GENETIC ADAPTATIONS IN CYANOBACTERIA TO EXTREME COLD MAY INFLUENCE MICROBIALITE FORMATION IN ANTARCTIC LAKES

Environmental factors contribute to shaping the spatial ecology of ecosystems, encompassing components such as temperature, nutrient availability, population density, irradiance, etc. Worldwide, microbial mats are predominantly composed of cyanobacteria, with their morphology linked to their microbial community members. Antarctic mats exhibit diverse shapes, ranging from smooth flat surfaces to branched stromatolites and intricate honeycomb configurations. In this study, we are investigating the genetic adaptations of cyanobacteria within microbial mats found in the freshwater lakes of McMurdo Dry Valleys, Antarctica. These cyanobacteria demonstrate remarkable adaptability, thriving in temperatures below 5°C, likely due to specific adaptations to overcome cold temperature-specific challenges. This work follows prior research on the other end of the thermal spectrum on microbial mat communities in the hot springs of Yellowstone National Park, which have similar microbialite structures. Notably, there are few organisms in both hot and cold environments, and prior work shows that those in hot springs have unique two-component sense-response systems (TCS) specifically adapted to hot environments. We hypothesize that similar TCS system adaptations and other cold tolerance regulations like ensuring membrane fluidity will be found in Antarctic cyanobacteria. Understanding these, and other cold-tolerance genetic adaptations, can provide insights into the community compositions of microbial mats in cold environments.

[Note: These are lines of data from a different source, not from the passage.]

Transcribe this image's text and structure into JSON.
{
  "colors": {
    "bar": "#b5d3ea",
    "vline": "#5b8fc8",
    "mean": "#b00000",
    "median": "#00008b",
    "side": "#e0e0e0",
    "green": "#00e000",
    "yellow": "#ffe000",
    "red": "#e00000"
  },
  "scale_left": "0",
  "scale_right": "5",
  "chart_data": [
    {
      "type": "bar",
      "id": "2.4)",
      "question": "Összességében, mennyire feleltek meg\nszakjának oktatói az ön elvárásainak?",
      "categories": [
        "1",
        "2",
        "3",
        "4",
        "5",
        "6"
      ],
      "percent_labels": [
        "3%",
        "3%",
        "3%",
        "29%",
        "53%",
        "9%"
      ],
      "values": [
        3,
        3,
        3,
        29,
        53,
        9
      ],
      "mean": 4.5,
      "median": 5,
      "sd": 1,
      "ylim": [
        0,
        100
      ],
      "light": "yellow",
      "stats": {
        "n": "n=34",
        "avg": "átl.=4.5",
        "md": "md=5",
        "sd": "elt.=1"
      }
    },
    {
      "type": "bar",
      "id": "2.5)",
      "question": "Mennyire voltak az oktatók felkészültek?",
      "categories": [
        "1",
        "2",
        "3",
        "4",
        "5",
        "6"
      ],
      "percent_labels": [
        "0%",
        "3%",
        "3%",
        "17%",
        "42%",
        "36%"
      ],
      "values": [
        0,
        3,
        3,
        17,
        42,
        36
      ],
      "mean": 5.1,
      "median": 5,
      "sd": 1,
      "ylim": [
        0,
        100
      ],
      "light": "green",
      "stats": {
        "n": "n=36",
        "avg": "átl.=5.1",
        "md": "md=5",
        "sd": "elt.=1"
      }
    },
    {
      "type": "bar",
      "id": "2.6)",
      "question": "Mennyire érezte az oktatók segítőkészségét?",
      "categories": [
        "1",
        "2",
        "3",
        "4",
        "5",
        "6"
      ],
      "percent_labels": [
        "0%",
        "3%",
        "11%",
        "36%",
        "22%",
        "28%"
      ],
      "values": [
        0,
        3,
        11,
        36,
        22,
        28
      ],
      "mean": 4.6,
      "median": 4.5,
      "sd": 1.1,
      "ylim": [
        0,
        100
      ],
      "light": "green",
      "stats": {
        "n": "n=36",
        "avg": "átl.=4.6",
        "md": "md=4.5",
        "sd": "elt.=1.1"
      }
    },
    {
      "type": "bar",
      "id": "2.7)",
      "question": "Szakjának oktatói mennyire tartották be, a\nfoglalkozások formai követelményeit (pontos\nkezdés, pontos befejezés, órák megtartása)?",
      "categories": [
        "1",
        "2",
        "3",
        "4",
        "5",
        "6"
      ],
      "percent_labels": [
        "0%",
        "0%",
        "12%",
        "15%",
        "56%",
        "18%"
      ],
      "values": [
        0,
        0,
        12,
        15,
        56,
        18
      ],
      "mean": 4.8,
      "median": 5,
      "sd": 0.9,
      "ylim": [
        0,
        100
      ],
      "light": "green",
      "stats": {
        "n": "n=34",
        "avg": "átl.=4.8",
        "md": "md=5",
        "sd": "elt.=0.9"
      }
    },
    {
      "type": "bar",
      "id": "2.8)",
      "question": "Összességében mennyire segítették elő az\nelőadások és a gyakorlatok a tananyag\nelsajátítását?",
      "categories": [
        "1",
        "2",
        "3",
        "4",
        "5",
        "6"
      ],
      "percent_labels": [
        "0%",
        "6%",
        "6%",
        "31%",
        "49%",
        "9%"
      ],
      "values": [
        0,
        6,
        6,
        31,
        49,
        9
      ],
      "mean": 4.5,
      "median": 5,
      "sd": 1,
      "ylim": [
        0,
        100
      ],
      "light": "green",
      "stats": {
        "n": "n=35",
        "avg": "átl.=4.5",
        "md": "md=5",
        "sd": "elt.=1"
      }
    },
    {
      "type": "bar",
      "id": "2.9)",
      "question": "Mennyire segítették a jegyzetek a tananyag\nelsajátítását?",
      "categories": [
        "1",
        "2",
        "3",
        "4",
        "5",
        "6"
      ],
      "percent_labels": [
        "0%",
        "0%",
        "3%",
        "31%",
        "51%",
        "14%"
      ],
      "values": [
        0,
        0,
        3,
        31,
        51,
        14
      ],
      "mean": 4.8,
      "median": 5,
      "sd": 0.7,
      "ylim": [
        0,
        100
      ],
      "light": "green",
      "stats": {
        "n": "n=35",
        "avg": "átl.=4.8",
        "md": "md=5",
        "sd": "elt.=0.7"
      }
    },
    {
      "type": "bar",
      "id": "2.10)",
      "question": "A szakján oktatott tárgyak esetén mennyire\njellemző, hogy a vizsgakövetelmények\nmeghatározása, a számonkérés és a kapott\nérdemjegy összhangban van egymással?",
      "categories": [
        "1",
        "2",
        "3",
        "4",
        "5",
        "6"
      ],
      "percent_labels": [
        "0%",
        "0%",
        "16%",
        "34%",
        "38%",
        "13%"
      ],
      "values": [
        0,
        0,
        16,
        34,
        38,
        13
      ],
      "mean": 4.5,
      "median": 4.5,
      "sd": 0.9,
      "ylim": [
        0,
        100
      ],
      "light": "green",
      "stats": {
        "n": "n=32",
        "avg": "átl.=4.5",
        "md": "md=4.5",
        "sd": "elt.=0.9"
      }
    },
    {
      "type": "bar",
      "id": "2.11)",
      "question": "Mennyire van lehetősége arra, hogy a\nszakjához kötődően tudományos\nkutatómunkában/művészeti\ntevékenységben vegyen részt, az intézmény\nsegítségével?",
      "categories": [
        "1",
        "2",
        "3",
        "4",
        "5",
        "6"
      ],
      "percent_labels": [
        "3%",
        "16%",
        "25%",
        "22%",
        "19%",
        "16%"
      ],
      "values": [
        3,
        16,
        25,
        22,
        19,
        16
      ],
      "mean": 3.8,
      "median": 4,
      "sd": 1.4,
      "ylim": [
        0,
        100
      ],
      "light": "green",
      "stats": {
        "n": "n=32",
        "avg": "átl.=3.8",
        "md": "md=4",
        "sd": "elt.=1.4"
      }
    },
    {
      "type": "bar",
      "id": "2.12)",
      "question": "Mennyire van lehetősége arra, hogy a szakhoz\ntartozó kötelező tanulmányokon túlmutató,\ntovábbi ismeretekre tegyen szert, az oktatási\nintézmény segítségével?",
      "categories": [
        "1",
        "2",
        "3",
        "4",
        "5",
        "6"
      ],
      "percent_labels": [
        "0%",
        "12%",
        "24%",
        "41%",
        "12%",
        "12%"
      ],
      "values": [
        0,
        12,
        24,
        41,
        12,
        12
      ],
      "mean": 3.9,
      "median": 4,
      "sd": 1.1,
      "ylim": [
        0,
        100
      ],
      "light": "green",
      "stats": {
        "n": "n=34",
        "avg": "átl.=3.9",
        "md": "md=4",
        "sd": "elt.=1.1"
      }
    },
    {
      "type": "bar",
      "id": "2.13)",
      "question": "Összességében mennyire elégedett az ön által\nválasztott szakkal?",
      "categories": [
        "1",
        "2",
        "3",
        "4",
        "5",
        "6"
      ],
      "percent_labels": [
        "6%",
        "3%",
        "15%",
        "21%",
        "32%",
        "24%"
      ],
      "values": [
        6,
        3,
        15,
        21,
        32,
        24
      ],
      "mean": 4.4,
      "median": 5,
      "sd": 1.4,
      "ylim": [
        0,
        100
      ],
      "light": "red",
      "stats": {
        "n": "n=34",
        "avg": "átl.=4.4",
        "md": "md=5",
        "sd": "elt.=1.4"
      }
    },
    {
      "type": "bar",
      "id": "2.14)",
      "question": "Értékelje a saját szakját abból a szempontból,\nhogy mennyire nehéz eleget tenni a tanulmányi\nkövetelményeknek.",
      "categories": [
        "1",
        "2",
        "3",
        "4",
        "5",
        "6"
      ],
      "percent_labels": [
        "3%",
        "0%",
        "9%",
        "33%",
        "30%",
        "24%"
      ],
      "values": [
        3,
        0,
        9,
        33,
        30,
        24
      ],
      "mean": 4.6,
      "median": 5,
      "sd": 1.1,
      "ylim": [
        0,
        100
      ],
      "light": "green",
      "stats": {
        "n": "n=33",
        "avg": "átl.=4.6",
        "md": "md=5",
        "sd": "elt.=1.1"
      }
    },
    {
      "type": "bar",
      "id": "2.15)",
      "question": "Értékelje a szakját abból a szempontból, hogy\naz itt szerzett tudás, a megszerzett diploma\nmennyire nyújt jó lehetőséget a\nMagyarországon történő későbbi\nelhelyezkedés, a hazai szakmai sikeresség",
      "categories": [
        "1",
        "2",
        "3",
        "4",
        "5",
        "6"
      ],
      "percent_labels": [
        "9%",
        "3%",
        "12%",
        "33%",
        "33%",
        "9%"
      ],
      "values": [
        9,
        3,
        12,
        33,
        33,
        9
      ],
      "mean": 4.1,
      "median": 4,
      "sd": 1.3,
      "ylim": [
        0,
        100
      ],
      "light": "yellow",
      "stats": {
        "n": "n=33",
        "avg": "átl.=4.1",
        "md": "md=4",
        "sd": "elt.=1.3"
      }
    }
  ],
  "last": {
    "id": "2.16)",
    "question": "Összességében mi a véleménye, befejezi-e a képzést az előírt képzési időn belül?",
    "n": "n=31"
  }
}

By conducting this research, we aim to enhance our understanding of the genetic mechanisms that enable cyanobacteria to thrive in extreme-cold environments and contribute to the formation and morphology of microbial mats, including Antarctic microbialites. This knowledge can have broader implications for studying microbial communities and their adaptations in different ecosystems that allow for microbialite formation.